Escape Rating B+: There is a LOT going on in this story. At the same time, at its heart its a very simple story, the story of one woman moving out of the long shadow of her family’s expectations and finally making a life for herself.

The complications of the story feel like they are all in the background and setup. The introduction of the very young Salvador Dali is fascinating, but at the same time feels like it’s more of a “hook” to get readers to pick up the book than it is an integral part of the story. He’s kind of a symbol of Dolors unstated desire for more color in her life, both literal color and figurative color, than she is willing to own up to at the beginning.
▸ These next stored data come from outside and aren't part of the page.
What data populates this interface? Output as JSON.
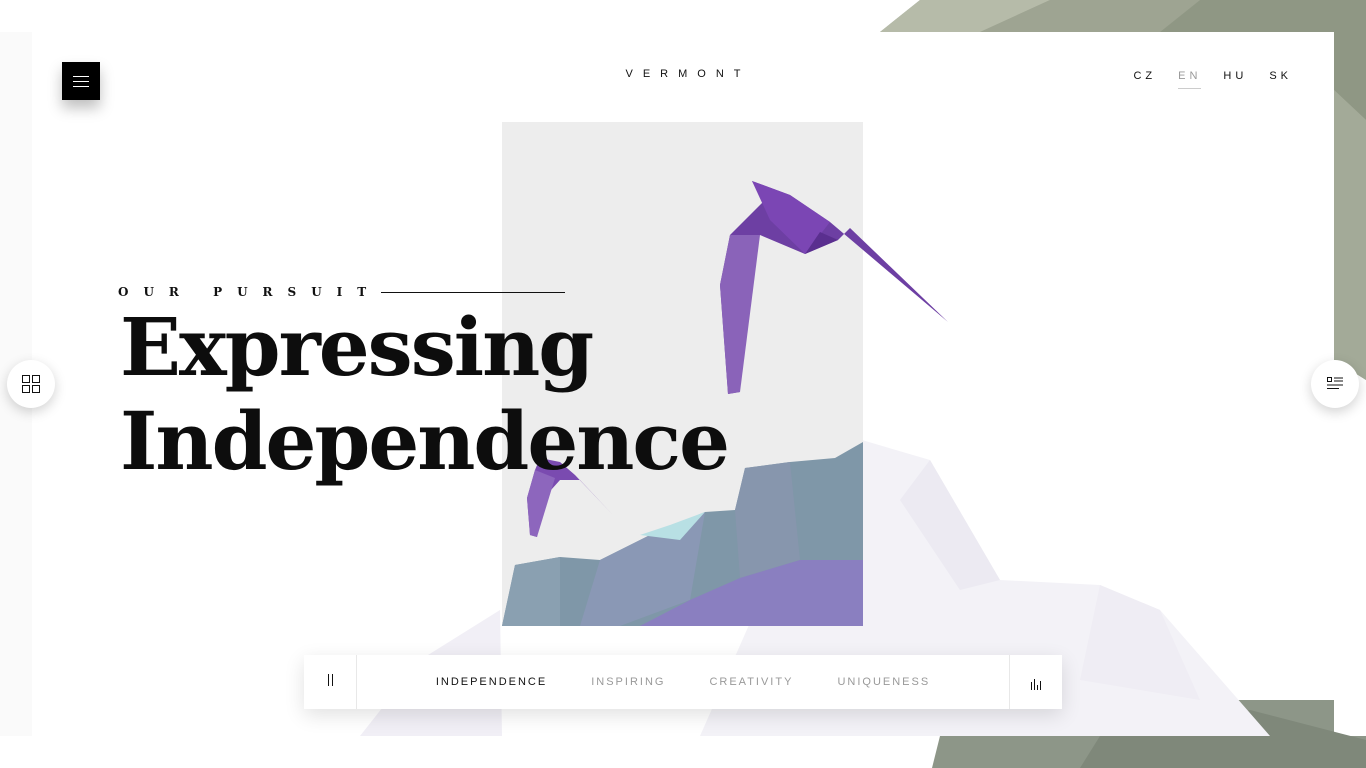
{
  "header": {
    "logo": "VERMONT",
    "languages": [
      {
        "code": "CZ",
        "active": false
      },
      {
        "code": "EN",
        "active": true
      },
      {
        "code": "HU",
        "active": false
      },
      {
        "code": "SK",
        "active": false
      }
    ]
  },
  "hero": {
    "kicker": "OUR PURSUIT",
    "title_line1": "Expressing",
    "title_line2": "Independence"
  },
  "slider": {
    "tabs": [
      {
        "label": "INDEPENDENCE",
        "active": true
      },
      {
        "label": "INSPIRING",
        "active": false
      },
      {
        "label": "CREATIVITY",
        "active": false
      },
      {
        "label": "UNIQUENESS",
        "active": false
      }
    ]
  },
  "icons": {
    "menu": "hamburger-icon",
    "left_side": "grid-icon",
    "right_side": "list-icon",
    "pause": "pause-icon",
    "sound": "sound-bars-icon"
  },
  "colors": {
    "accent_purple": "#7a4fb0",
    "rock_teal": "#7f9aa8",
    "bg_olive": "#9aa38f"
  }
}
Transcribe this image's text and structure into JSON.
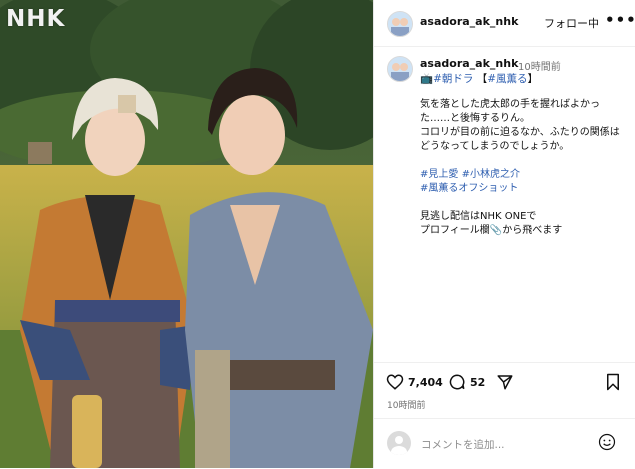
{
  "photo": {
    "watermark": "NHK"
  },
  "header": {
    "username": "asadora_ak_nhk",
    "follow_label": "フォロー中",
    "more_label": "•••"
  },
  "caption": {
    "username": "asadora_ak_nhk",
    "time": "10時間前",
    "tag_program": "#朝ドラ",
    "bracket_open": "【",
    "tag_title": "#風薫る",
    "bracket_close": "】",
    "line1": "気を落とした虎太郎の手を握ればよかった……と後悔するりん。",
    "line2": "コロリが目の前に迫るなか、ふたりの関係はどうなってしまうのでしょうか。",
    "hashtag1": "#見上愛",
    "hashtag2": "#小林虎之介",
    "hashtag3": "#風薫るオフショット",
    "line3": "見逃し配信はNHK ONEで",
    "line4": "プロフィール欄📎から飛べます"
  },
  "actions": {
    "likes": "7,404",
    "comments": "52"
  },
  "post_time": "10時間前",
  "comment_box": {
    "placeholder": "コメントを追加..."
  },
  "icons": [
    "heart-icon",
    "comment-icon",
    "share-icon",
    "bookmark-icon",
    "emoji-icon",
    "more-icon"
  ],
  "colors": {
    "link": "#2f5fb0",
    "muted": "#737373"
  }
}
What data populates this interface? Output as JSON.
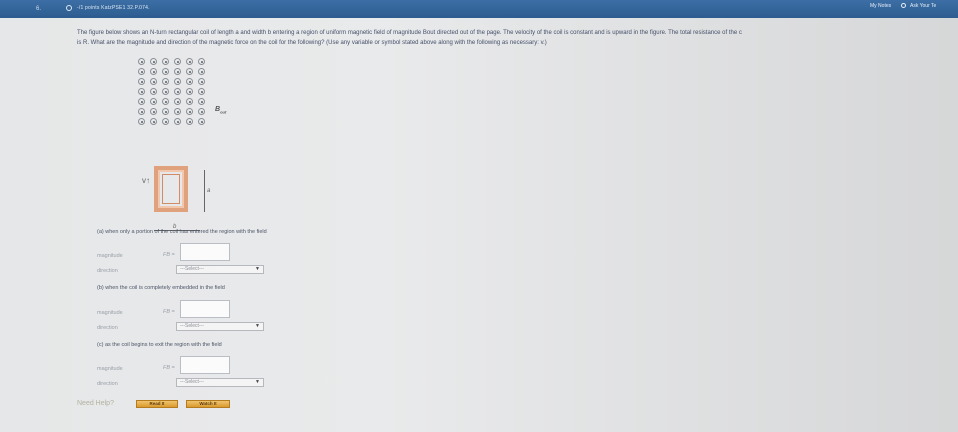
{
  "header": {
    "question_number": "6.",
    "meta": "-/1 points  KatzPSE1 32.P.074.",
    "notes_label": "My Notes",
    "ask_label": "Ask Your Te"
  },
  "problem": {
    "line1": "The figure below shows an N-turn rectangular coil of length a and width b entering a region of uniform magnetic field of magnitude Bout directed out of the page. The velocity of the coil is constant and is upward in the figure. The total resistance of the c",
    "line2": "is R. What are the magnitude and direction of the magnetic force on the coil for the following? (Use any variable or symbol stated above along with the following as necessary: v.)"
  },
  "figure": {
    "b_label": "B",
    "b_sub": "out",
    "a_label": "a",
    "b_dim_label": "b",
    "velocity_label": "v"
  },
  "parts": [
    {
      "prompt": "(a) when only a portion of the coil has entered the region with the field",
      "magnitude_label": "magnitude",
      "symbol": "FB =",
      "direction_label": "direction",
      "direction_value": "---Select---"
    },
    {
      "prompt": "(b) when the coil is completely embedded in the field",
      "magnitude_label": "magnitude",
      "symbol": "FB =",
      "direction_label": "direction",
      "direction_value": "---Select---"
    },
    {
      "prompt": "(c) as the coil begins to exit the region with the field",
      "magnitude_label": "magnitude",
      "symbol": "FB =",
      "direction_label": "direction",
      "direction_value": "---Select---"
    }
  ],
  "help": {
    "label": "Need Help?",
    "read_label": "Read It",
    "watch_label": "Watch It"
  },
  "colors": {
    "header_bar": "#2d5c8f",
    "coil": "#e0a27d",
    "button": "#d99a2f"
  }
}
The political upheaval of the period is represented by Xavi’s revolutionary agitation, but again, it feels more symbolic than it does a real part of Dolors’ personal story – and this is at its heart her personal story and not the story of the wider world.

The political ferment does have its effects. Even in backwater Cadaqués, the world is changing. A change that inveigles itself into Dolors’ life with the return of color and the introduction of the Salas.

But the story is of Dolors’ quiet revolution. The way that she slowly, and initially very cautiously, moves herself out of her grandmother’s long and hateful shadow, and at first carefully and then recklessly starts to live her own life, always looking over her shoulder at the demons of the past.

While Dolors’ is trying to move forward in her life, her grandmother is doing her level best – and worst – to keep the entire family moored in the past and under her heavy thumb. It’s a situation that brews throughout the story until it comes to its inevitable head at the climax.

But the one to watch in this story is Dolors’ every step of the way. This is the story of the brilliantly colored butterfly emerging from its drab cocoon. A story that is slow to unfold but surprisingly lovely in its portrait of a woman on the cusp of change.